Mataku menyapu sekitar. Terminal bis Goreme tepat berada di perempatan jalan. Masih terlihat sepi. Tidak ada bis yang lainnya sama sekali. Tidak seperti halnya terminal bis yang pernah kulihat di tempat-tempat lain. Menurutku ini seperti terminal bis bayangan yang hanya digunakan untuk menurunkan dan menaikkan penumpang sekali waktu. Tak terlihat bis lainnya yang terparkir di sana atau mungkin kalau pagi hari hanya menurunkan penumpang saja.

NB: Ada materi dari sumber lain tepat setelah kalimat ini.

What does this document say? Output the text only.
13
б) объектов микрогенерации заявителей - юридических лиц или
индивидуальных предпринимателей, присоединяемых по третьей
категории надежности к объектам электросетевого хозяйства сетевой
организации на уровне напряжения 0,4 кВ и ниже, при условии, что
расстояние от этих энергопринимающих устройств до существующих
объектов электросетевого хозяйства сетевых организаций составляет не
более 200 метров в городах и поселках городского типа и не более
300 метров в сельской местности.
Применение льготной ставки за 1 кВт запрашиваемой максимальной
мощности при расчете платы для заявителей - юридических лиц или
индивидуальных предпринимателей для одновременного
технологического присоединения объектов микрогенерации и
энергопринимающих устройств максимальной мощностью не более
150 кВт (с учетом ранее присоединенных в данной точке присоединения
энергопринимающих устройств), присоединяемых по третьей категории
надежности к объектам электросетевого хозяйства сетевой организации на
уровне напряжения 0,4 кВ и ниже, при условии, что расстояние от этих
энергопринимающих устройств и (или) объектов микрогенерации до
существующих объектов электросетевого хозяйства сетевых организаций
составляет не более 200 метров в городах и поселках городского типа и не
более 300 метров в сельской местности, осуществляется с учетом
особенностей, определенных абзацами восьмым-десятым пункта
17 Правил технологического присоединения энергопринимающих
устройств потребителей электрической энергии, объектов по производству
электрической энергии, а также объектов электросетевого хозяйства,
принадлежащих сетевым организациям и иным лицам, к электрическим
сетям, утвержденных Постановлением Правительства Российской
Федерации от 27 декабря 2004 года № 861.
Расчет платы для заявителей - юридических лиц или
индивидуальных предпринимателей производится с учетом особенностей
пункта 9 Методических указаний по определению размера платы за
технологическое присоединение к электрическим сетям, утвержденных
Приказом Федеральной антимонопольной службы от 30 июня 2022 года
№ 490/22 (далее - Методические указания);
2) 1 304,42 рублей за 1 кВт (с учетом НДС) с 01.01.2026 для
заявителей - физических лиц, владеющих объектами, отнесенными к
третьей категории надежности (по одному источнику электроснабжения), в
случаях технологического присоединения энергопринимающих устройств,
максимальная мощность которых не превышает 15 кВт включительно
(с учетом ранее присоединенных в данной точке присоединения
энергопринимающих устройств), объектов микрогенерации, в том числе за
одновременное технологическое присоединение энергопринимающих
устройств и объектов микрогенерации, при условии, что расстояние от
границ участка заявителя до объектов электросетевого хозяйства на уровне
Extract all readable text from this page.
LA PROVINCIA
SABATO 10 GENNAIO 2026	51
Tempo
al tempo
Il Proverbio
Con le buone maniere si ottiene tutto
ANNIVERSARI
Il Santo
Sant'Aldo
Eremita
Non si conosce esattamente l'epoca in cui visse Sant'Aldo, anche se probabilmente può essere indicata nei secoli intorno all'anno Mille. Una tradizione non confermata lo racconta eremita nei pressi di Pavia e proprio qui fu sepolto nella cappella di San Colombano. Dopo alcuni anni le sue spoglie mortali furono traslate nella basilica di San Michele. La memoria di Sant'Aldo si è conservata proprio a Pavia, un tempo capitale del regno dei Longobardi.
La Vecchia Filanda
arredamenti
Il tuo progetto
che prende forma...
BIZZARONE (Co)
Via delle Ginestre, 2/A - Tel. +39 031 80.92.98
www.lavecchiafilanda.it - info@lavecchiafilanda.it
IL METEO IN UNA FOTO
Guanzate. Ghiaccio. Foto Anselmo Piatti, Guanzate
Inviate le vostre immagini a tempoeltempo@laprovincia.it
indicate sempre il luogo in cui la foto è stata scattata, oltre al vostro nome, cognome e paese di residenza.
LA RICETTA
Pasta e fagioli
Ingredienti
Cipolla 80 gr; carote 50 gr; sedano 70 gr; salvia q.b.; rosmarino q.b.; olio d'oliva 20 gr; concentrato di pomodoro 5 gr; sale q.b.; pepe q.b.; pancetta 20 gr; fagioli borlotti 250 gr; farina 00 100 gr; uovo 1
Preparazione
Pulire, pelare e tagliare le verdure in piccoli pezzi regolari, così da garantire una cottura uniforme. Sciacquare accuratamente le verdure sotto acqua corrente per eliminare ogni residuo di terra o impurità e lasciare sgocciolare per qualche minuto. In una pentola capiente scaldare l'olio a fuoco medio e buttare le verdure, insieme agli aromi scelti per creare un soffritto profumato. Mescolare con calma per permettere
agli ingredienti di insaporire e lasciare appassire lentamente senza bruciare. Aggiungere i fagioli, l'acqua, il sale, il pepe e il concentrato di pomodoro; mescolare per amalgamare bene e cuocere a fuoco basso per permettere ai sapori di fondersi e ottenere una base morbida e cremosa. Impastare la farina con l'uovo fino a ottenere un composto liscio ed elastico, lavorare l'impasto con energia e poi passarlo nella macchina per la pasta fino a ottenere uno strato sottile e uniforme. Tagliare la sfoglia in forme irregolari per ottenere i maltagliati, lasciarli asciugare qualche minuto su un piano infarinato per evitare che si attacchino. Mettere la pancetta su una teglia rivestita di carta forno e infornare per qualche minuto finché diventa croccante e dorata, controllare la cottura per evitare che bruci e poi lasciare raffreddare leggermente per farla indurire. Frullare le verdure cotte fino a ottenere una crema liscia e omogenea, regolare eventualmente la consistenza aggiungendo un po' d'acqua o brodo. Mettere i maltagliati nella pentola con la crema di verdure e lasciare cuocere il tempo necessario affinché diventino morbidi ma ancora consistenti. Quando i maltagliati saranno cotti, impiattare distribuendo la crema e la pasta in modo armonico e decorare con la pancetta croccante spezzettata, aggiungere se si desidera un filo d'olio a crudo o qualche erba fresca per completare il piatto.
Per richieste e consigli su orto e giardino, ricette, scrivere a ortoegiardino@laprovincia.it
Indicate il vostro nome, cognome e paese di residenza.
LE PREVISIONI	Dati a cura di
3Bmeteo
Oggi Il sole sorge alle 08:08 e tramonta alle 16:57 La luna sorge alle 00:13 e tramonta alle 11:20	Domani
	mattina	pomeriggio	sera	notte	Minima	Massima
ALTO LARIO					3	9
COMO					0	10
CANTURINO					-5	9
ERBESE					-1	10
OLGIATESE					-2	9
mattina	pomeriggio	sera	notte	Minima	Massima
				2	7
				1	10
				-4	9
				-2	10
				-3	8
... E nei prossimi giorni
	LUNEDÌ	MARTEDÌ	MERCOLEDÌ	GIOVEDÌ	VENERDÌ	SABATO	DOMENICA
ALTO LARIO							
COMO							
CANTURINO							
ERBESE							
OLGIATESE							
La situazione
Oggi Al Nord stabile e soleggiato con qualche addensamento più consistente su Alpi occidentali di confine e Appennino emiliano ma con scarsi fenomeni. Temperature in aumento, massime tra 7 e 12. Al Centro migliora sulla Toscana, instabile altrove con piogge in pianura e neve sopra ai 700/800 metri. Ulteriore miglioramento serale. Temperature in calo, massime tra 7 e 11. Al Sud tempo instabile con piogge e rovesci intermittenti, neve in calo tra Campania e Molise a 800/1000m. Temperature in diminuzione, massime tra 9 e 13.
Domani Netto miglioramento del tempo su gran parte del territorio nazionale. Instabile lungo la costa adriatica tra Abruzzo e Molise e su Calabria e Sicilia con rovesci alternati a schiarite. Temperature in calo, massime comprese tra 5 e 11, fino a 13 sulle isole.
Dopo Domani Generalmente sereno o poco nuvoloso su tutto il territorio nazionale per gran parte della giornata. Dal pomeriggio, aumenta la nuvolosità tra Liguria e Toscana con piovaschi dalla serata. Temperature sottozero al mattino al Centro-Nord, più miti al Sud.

Menjelang sore baru menaikkan penumpang. Terminal bis ini lebih mirip tempat parkir bagi perusahaan bis karena tepat di depannya terlihat kios-kios perusahaan bis yang terlihat masih tutup. Aku menoleh ke arah jalan. Masih sepi. Hanya satu dua kendaraan yang lewat. Toko-toko masih tutup. Dari kejauhan di sebelah kananku terlihat pegunungan batu yang bentuknya seperti jamur. Lucu. Warnanya putih keabuan. Di sebelah kiriku terlihat bangunan hotel dan toko-toko. Seorang lelaki duduk di depan sebuah PO bis yang masih tutup.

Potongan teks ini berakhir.